In the coronavirus pandemic, food trucks are confronting a crisis different in nature, if not degree, from what brick-and-mortar restaurants are facing.
While restaurants are pivoting to delivery, curbside pick-up and takeout to compensate for lost dine-in revenue, food trucks are distancing-friendly walk-up windows in need of an audience.
Amy Santhuff-White of Sia's Italian Ice says the pandemic has struck just as food trucks are emerging from the slow winter season for spring events and customers eager to be outside before the weather turns hot.
“All the events started to get canceled,” she said.
Sia's also counted on wholesale business from a local university and school district, among others, to support the business during its lean months. Then the schools closed.

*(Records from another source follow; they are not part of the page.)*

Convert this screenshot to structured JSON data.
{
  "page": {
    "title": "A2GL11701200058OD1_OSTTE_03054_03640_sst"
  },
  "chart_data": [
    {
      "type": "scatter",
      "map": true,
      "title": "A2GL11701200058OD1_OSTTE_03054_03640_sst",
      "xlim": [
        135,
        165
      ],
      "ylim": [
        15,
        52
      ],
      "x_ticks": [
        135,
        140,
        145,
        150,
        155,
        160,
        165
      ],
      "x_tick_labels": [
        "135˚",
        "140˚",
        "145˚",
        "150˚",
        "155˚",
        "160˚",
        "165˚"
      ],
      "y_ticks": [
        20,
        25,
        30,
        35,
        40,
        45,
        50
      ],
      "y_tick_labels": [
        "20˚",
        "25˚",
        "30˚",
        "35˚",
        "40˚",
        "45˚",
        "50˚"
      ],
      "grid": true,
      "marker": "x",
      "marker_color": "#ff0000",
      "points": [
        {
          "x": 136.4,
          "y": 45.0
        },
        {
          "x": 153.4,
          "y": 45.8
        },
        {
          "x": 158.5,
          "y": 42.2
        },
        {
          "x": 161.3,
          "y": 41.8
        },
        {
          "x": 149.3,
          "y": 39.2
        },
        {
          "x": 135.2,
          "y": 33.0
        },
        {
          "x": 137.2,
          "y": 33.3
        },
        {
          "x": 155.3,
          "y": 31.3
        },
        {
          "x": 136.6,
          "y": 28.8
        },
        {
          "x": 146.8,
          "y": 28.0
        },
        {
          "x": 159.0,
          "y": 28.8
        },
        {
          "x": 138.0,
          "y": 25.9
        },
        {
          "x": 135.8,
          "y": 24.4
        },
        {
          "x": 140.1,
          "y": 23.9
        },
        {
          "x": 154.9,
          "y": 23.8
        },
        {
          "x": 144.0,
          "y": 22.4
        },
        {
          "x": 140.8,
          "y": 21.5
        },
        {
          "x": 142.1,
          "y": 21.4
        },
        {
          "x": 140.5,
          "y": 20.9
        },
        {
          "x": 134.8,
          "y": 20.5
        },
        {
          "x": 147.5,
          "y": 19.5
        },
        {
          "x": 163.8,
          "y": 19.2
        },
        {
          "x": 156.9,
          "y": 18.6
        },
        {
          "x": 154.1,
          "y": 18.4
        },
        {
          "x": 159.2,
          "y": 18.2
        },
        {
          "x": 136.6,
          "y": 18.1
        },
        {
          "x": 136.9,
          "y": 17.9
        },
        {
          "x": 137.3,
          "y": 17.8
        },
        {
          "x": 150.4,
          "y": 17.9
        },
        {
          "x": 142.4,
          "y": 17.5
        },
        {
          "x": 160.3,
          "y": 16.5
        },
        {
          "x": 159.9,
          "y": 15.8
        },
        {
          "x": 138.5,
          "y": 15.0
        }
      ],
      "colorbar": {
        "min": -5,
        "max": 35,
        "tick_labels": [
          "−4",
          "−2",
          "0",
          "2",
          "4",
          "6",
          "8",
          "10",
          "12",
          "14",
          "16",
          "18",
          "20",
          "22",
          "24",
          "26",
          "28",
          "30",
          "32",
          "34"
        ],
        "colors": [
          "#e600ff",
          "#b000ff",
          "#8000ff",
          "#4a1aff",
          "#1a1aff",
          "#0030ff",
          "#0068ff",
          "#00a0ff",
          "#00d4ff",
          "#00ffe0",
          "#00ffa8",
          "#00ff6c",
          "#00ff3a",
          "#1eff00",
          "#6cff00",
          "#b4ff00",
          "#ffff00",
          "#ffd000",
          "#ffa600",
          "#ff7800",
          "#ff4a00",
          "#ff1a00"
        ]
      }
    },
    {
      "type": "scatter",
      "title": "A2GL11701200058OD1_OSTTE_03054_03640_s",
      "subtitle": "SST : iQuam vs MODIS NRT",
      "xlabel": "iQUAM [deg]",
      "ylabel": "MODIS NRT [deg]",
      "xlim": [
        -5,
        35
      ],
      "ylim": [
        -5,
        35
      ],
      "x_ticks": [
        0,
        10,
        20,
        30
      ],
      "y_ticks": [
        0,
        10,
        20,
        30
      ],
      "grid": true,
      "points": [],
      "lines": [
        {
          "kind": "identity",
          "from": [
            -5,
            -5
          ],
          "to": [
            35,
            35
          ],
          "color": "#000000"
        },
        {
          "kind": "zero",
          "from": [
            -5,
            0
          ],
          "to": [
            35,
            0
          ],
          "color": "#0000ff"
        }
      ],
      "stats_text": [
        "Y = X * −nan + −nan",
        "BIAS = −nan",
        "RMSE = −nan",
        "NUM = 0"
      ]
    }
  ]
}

“It all just stopped overnight,” Santhuff-White said.
Matt Cobaugh, owner of the food truck Steamroller and president of the St. Louis Food Truck Association, noticed the convention and other event cancellations first.
Then the customer base at the usual food-truck haunts — Citygarden, Wells Fargo, near Barnes-Jewish Hospital and the Washington University School of Medicine, among others — suddenly dwindled.
“(Businesses near) most of those places have told the folks that have the ability to work from home to stay home,” Cobaugh said.
How are the trucks adapting?
Hirsch is building an online-ordering system for Go Gyro Go and the food trucks that share its commissary kitchen. Customers will be able to order and pay online and then pick up the food at the commissary.
“We don't even have to handle money,” Hirsch said.
Santhuff-White wonders about a small truck gathering in a park or neighborhood — something that would allow for social distance.
In the meantime, she is scheduled to deliver prepackaged food to the employees of a local nursing home who are, she says, "overwhelmed."
Cobaugh hopes to wait out the worst of it.
“This is certainly my first pandemic,” he said. “We're all just kind of trying to muddle our way through.”
Cobaugh doesn't face the restaurateur's added complication of paying rent on a brick-and-mortar location while earning less or no revenue.
“At the end of the day, though, (the truck) is my main source of income,” he said, “so something needs to happen – and whatever that is needs to happen sooner rather than later.”